O que chama a atenção é a conclusão tomada pelo autor, que a partir desta definição conclui que a eugenia citada por Aurelio Py seria a recuperação da alma gremista vitoriosa, e não uma referência à raça no sentido biológico. Como escrevi anteriormente, tal capítulo propõe-se a reconhecer erros, ainda que seja extremamente resistente. Isso porque todo e qualquer evento citado precede ou antecede da palavra “ato isolado” ou “episódio menor”.

Imagem da webserie no canal oficial do Grêmio no Youtube. Título é o mesmo do livro de Leo Gerchmann e conta a trajetória de diversos jogadores negros no clube.

Problemático tanto no uso de fontes como nas interpretações, vejo a narrativa do livro como outro ponto a ser debatido. São constantes os malabarismos retóricos para desvincular o Grêmio de qualquer origem elitista e segregacionista e acabar com a imagem de “bom moço” do Internacional. A escrita fala por si só, com palavras escolhidas minuciosamente, principalmente quando Gerchmann discorre sobre os primórdios do Grêmio e sua relação com a família Mostardeiro (que vendeu terrenos para o clube e foi sócia da instituição).

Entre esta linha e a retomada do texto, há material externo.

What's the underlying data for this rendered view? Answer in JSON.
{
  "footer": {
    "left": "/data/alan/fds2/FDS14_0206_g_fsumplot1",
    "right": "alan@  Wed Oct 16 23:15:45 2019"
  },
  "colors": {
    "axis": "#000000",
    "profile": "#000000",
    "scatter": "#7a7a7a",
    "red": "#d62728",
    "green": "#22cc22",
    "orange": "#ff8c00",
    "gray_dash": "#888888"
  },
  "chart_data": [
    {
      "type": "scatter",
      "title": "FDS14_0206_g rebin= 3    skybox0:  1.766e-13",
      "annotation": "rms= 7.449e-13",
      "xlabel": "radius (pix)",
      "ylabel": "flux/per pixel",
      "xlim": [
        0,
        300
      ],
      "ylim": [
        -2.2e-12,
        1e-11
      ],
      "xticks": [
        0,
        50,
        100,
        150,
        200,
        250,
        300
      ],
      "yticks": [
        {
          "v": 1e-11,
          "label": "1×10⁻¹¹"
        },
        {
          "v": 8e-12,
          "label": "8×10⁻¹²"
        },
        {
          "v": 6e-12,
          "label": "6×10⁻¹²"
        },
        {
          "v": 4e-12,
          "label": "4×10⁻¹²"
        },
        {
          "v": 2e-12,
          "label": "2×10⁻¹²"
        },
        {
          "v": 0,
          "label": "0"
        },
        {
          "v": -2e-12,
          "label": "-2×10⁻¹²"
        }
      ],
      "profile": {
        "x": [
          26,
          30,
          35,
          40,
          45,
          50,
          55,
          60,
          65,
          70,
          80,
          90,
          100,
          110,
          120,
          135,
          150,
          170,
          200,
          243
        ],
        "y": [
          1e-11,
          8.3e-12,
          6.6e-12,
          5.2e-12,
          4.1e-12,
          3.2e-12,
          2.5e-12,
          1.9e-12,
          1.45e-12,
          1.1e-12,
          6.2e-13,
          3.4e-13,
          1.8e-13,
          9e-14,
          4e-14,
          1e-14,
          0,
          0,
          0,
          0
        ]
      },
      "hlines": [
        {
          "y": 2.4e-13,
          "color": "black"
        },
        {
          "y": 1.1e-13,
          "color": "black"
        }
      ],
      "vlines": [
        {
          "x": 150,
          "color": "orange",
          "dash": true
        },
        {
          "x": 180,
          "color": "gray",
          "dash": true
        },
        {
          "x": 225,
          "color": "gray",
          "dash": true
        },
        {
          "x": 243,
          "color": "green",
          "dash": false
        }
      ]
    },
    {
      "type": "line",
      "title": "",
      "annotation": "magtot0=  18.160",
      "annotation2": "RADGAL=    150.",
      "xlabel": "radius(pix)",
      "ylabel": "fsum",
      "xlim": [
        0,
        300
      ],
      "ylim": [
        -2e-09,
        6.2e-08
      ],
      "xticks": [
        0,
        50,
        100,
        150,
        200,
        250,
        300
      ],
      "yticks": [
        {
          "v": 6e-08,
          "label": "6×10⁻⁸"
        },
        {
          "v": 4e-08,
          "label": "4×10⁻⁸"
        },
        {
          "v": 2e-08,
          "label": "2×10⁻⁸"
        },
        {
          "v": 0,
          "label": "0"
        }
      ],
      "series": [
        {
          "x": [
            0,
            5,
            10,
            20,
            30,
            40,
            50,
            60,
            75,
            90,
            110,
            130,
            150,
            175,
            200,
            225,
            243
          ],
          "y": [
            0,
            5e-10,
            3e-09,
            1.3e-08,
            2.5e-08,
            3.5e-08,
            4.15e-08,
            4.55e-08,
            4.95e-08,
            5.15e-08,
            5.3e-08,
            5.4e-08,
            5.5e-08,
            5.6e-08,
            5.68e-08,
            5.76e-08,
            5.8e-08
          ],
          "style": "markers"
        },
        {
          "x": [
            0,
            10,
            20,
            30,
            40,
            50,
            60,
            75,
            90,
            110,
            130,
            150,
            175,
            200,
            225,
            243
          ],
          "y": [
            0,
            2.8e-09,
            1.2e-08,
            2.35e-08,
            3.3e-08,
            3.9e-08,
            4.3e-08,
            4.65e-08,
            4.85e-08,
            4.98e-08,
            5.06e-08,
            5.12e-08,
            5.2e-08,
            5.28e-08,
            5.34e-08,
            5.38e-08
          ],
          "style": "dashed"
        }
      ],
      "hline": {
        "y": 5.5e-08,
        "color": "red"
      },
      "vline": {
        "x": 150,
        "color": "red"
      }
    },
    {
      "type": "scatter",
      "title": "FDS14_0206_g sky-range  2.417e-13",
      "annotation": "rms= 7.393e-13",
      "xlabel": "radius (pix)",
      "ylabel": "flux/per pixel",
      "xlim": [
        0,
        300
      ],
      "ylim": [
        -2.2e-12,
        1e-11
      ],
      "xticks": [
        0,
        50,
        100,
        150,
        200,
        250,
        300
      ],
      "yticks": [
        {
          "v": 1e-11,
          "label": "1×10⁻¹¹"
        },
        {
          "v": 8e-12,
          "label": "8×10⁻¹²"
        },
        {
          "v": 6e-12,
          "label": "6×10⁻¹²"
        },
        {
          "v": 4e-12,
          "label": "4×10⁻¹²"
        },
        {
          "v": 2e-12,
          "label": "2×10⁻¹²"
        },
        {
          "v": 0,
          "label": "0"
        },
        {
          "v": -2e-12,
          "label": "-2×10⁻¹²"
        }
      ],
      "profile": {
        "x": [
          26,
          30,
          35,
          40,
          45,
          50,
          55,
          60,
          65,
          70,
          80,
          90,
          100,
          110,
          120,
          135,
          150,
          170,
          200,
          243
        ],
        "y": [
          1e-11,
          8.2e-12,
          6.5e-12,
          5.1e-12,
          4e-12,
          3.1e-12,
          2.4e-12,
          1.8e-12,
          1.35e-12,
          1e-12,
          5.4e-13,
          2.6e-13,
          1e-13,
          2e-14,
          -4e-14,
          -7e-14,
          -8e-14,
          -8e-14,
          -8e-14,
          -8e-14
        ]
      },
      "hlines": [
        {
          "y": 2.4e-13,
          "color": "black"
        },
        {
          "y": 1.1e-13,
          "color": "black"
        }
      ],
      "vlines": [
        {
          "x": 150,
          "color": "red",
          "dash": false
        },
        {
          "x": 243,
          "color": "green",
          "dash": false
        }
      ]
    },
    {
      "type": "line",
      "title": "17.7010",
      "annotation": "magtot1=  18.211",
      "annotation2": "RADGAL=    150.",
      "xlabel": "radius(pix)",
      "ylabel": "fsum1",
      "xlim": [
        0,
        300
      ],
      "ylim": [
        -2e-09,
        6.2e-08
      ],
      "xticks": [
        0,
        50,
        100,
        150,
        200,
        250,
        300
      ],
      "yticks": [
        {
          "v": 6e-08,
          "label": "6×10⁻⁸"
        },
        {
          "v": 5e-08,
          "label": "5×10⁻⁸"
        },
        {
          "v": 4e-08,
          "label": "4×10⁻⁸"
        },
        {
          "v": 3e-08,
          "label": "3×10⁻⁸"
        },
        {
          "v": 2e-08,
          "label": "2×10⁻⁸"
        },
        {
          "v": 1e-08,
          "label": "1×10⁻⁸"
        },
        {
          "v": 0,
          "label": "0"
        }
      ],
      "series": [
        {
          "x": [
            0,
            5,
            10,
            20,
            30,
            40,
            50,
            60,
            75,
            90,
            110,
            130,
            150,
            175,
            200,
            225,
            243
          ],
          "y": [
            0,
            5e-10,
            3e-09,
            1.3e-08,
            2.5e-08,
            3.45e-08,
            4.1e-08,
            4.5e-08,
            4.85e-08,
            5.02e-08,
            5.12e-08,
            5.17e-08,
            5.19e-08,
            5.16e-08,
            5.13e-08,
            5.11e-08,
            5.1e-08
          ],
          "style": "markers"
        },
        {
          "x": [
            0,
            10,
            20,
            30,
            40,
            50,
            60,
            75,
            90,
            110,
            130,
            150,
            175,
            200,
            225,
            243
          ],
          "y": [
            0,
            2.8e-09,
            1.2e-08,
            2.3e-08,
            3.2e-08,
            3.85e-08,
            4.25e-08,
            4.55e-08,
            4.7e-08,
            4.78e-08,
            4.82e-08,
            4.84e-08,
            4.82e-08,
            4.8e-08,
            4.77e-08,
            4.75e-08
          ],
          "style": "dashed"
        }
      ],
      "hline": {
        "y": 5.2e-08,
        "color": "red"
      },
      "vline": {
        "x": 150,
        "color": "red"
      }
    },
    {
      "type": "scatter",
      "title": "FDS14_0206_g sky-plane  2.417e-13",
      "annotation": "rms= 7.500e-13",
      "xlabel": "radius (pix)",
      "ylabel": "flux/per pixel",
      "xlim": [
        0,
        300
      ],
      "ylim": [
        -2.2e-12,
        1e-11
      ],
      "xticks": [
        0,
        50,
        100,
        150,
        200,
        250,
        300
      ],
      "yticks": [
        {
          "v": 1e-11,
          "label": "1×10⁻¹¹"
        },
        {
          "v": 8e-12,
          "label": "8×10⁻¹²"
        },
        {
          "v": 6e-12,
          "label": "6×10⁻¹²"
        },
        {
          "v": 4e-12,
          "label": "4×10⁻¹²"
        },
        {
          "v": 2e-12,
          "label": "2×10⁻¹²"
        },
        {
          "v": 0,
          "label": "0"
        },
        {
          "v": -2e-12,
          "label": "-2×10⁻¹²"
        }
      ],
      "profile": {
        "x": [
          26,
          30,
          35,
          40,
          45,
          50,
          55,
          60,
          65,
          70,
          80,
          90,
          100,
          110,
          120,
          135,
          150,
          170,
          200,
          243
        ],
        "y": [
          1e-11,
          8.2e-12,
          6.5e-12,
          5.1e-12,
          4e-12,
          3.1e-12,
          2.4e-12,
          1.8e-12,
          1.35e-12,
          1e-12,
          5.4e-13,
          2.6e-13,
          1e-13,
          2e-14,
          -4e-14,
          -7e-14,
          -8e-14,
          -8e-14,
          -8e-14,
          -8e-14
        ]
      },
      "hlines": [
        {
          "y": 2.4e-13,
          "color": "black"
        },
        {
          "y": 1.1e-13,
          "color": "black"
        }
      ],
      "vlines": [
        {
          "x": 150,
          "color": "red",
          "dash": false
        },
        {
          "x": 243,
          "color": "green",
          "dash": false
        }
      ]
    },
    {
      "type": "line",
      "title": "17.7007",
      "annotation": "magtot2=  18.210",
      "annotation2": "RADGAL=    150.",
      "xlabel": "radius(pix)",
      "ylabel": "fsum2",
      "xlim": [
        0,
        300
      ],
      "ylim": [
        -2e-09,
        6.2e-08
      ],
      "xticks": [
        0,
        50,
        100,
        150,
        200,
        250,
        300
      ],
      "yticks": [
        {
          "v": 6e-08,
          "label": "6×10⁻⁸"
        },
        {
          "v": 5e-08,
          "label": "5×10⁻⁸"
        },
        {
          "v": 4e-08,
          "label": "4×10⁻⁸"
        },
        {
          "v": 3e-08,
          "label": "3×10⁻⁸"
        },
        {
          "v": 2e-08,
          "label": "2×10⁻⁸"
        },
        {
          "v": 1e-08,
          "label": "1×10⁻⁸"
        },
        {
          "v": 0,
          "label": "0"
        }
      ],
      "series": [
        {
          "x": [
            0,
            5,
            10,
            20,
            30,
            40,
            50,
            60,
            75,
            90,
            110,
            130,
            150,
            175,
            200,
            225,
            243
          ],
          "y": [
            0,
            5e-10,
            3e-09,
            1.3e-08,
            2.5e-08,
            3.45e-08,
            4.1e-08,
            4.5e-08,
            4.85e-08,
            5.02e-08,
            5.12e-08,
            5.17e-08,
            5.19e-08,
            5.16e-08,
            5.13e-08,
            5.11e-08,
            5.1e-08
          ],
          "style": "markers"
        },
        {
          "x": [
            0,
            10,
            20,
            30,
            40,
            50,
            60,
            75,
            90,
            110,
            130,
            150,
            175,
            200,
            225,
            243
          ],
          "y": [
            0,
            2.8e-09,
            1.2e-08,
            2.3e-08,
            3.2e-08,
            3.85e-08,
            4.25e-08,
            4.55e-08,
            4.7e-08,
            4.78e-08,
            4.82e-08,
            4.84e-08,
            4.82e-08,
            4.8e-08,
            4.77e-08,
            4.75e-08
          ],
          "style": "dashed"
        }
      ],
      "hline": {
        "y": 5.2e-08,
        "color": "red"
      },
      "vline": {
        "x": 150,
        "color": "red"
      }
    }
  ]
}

Fica notório em passagens como “Mostardeiro e Dona Laura eram um casal de origem humilde que fez fortuna com muito trabalho e tino empreendedor”. Conta também que Dona Laura promovia festas para trabalhadores, muitos deles ex-escravos e que lá se liam poesias socialistas. Fatos alheios à história do Grêmio mas que transmitem uma ideia, ainda que inconsciente, de aproximação popular do clube no seu início. Quanto à atribuição do Internacional à uma origem elitista, faço questão de reproduzir as palavras de Gerchmann:

“Antes de entrar no segundo motivo para a adoção do nome Internacional pelo rival do Grêmio, quero contar um pouco mais sobre esse Internacional de São Paulo. Vejam bem como o mundo dá voltas. Em 1933, em dificuldades financeiras (como o nosso Internacional também viveu por aqui em razão da crise de 1929, o Internacional paulista, cujo uniforme era igual ao do Milan ou do Atlético Paranaense (listras vermelhas e pretas na vertical), fundiu-se ao Antarctica Futebol Clube. Juntos, originaram o Clube Atlético Paulista, que, por sua vez, em 1937, uniu-se ao Estudantes. Daí, saiu o Estudantes-Paulista, que, em 1938, foi incorporado ao São Paulo FC. Sim, o São Paulo Futebol Clube! O Internacional de São Paulo, um dos inspiradores do nome que acabou sendo adotado pelo homônimo de Porto Alegre, é uma das vertentes do São Paulo, o clube paulista tido como mais elitizado, como sede no luxuoso bairro Morumbi, na capital paulista. Que coisa!”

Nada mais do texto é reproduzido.